After 3 solid driving days, we were all thrilled to spend a little time in one place…Bend, OR. And a wonderful place it is! We spent 5 nights camping in the mountains outside town, near a wonderfully cool lake. Since temperatures hit the 90s during the day, we made ample use of the lake. The best part of our stay was camping with some friends who drove down from Seattle to welcome us home! We hung out and did as little as possible during their visit, a welcome break from our usual intrepid exploring. We all really enjoyed their company.
After they headed home, we spent 2 days exploring Bend’s awesome network of mountain bike trails. I was too busy riding to take any pictures, but the riding was so fun that we’ll definitely be back.
After leaving Bend, we headed to the Columbia River Gorge for a couple of nights. It’s hard to believe that we’re only a few hundred miles from home! Starting tomorrow, we’ll be staying with family until we roll into our driveway on the 31st. Tonight is our last night of camping! In fact, today was probably our last day of official intrepid exploring. So we had to make it a good one.
We’re camped in the Gifford Pinchot National Forest, home of Mt. St. Helens and all sorts of cool volcanic geology. We came here because we’d read about a cave that has ice formations even in the middle of summer. Because the cave is relatively small and we had a map, we decided to explore as much of it as possible. We grabbed our flashlights, packed lots of extra batteries, dressed in our grubbiest clothes, and donned our bike helmets since we don’t have proper caving hard-hats. The first part of the cave was fairly open and easy to avoid the icy rocks. But as we worked our way into the deeper, narrower passages, we found that ice covered almost everything. Not only would we have to shimmy on our bellies along the ice, but we risked being unable to come back up the icy inclines.
We went as far as we felt comfortable, then decided to head back and explore the warmer, easier part of the cave. We’ll return another time with ropes and better gear!
While we set up camp, our campground host told us about the Cheese Cave, an unmarked cave not far from the Ice Cave, so we headed there next. This place was well off the marked path, and we had it to ourselves! After climbing a precarious ladder and scrambling down a huge rockfall, we entered the cavernous lava tube.
We could see where the surface of the tube had melted during the lava flow and seemed to be dripping from the ceiling.

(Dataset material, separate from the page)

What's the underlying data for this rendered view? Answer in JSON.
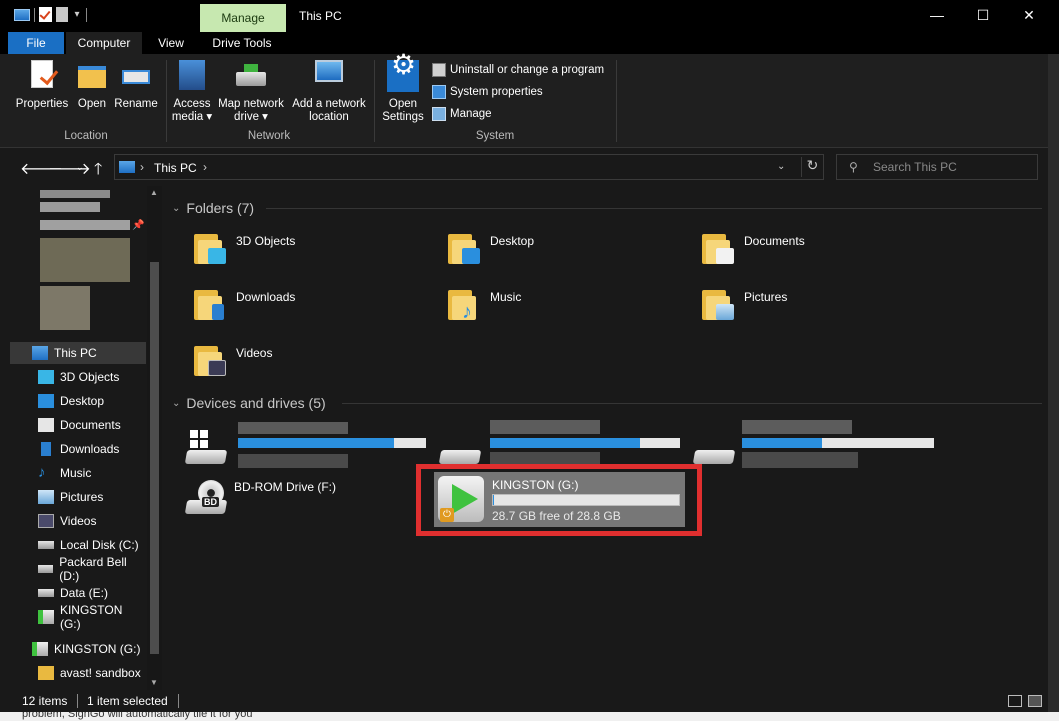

The cave is allegedly named for a cheese making outfit that used the cave to ripen bleu cheese in the30s. Toward the end, we found the decaying remains of the shelves that must have held the cheese and a giant staircase leading to the now-locked underside of the abandoned cheese house built directly over a natural cave entrance!
C really enjoyed exploring a cave all on our own, and we all had a great time.